He insinuado en
alguna ocasión cierta desgana respecto a mi blog, a pesar de no haber sido el
peor recompensado de mis afanes. En un blog hay que evitar que se haga eterno y esto puede hacer creer que es lo primero que nos vino a hartar. La verdad es que me cansé mucho antes de otras
cosas: de publicar en papel, por ejemplo. Yo creo, lector, que uno se cansa de
todo. Lo decía en mi anterior entrada, recurriendo al dicho francés, tout passe, tout casse, tout lasse, que traduje
entonces, seguramente sin necesidad.
Otra vez declaré
que, a mi juicio, la pasión más acuciante y obsesiva del ser humano es la de
hablar en público; actividad infinitamente más atractiva que el sexo, el amor o
cualquier otra cosa. Al menos en ciertas sociedades de literatos, según mi
experiencia. Ahora me desdiría de esa idea: la pasión más irrefrenable no es la
de hablar, es la de escribir, que se está convirtiendo en una verdadera
epidemia. Al menos entre las gentes de mi edad, que andan casi todos redactando
sus memorias.
¿Por qué tantos
nos aprestamos a escribir? Denis Diderot pensaba que el papel de un escritor es
bastante vano; es el de un hombre que se cree en grado de dar lecciones al público.

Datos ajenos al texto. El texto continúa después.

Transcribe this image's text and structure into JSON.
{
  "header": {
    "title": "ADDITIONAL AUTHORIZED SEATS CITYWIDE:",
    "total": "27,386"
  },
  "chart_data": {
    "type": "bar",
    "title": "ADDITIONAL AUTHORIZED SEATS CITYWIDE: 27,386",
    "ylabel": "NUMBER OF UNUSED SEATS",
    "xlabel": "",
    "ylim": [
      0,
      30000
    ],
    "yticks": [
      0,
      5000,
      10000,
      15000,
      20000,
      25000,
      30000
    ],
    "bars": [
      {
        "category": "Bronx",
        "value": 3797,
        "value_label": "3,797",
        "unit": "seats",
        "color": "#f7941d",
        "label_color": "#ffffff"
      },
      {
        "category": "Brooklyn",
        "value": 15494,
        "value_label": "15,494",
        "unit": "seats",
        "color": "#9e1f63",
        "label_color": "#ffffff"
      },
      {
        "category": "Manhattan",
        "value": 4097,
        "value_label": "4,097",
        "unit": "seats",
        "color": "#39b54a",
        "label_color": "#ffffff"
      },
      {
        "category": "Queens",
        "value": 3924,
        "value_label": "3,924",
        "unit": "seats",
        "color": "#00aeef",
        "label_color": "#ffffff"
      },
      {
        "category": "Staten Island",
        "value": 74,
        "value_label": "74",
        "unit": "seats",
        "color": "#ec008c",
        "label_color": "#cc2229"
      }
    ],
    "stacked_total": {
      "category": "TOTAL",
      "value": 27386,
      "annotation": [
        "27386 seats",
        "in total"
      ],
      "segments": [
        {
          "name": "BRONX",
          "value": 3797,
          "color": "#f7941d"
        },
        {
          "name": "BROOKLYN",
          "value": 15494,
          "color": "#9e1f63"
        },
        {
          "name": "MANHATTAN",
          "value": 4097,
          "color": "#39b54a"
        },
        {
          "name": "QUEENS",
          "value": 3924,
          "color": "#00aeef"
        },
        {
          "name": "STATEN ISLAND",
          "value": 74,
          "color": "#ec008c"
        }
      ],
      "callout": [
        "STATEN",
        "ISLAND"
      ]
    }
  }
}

El papel de un crítico es más vano aún, ya que se cree capaz de darlas al
escritor. Todo podría ser verdad, aunque me apresuro a matizar que muchas veces
se trata de una creencia inocente, no fruto de la vanidad. Yo mismo he
confesado en este blog que me animaba a veces cierta intención didáctica. Siempre,
por modesto que uno sea, piensa que puede enseñar algo. Diderot cuenta que un
hombre solitario vivía en un valle rodeado de colinas. Era su universo y exclamaba:
Sé todo, he visto todo. Un día trepó a la cima de una de las colinas y vio el
inmenso espacio que se abría ante sus ojos. Se dijo entonces: No sé nada, no he
visto nada. Otro personaje aún joven, Aristo, descubrió que todavía tenía mucho que
aprender y se encerró en su casa durante quince años, dedicado a la historia, a
la filosofía, a la moral, a las ciencias y a las artes. A los cincuenta años
fue un hombre honrado, instruido, de buen gusto, gran escritor y excelente
critico.
En un pasaje del Cándido de Voltaire se dice: On aime tant à courir, à se faire valoir chez les siens,
à faire parade de ce qu’on a vu dans ses voyages… Todo esto puede confundirnos y
llevarnos al convencimiento de que tenemos que relatar nuestras experiencias,
contar nuestra vida y nuestros sueños. Nacen de aquí muchas obras detestables,
ha sido siempre así. En su visita a Paris, Cándido se encontró con un abad del
Périgord: — Señor, ¿cuántas obras de teatro tienen ustedes en Francia? El abad
respondió que cinco a seis mil. — Son muchas, continuó Cándido: — ¿Y cuántas
son buenas? — Quince o dieciséis, contestó el abad. —Son muchas, añadió Martín,
el filósofo escéptico. El mismo que más tarde dudaba de que Cándido pudiera
encontrar la felicidad con su amada Cunégonde. — Vous êtes bien dur, dit Candide. —
C’est que j’ai vécu, dit Martin (Sois muy duro, dijo Cándido. Es que yo he vivido,
dijo Martin).
En ese mismo libro,
delicioso, sabio y pesimista, hay un Seigneur
Pococuranté, algo excesivo en sus críticas, pero no exento de razón. Les sots admirent tout dans un auteur estimé (los tontos admiran todo en un
autor de fama), sentencia en una
ocasión. Je dis ce que je pense, et je me
souci fort peu que les autres pensent comme moi (digo lo que pienso, y me
importa bien poco que los demás piensen como yo), afirma en otra. Lo podría suscribir
ahora mismo.
Acabo
de releer La familia de Pascual Duarte,
esa obra de la que se dice que transformó la novelística española de postguerra
y de la que se cumplen ahora setenta y cinco años. Nunca me gustó del todo;
siempre me pareció que albergaba demasiado horror y una violencia un tanto
gratuita en sus páginas. No es fácil decir esto de una novela tan alabada,
escrita por un premio Nobel. Resulta
atrevido y pensé que me sería difícil encontrar quienes compartieran mi opinión. Pero lo encontré. Empecé a sumar
acción sobre acción y sangre sobre sangre y aquello me quedó como un petardo. El que habla así
es el propio autor, el mismísimo don Camilo. Creo que llevaba razón.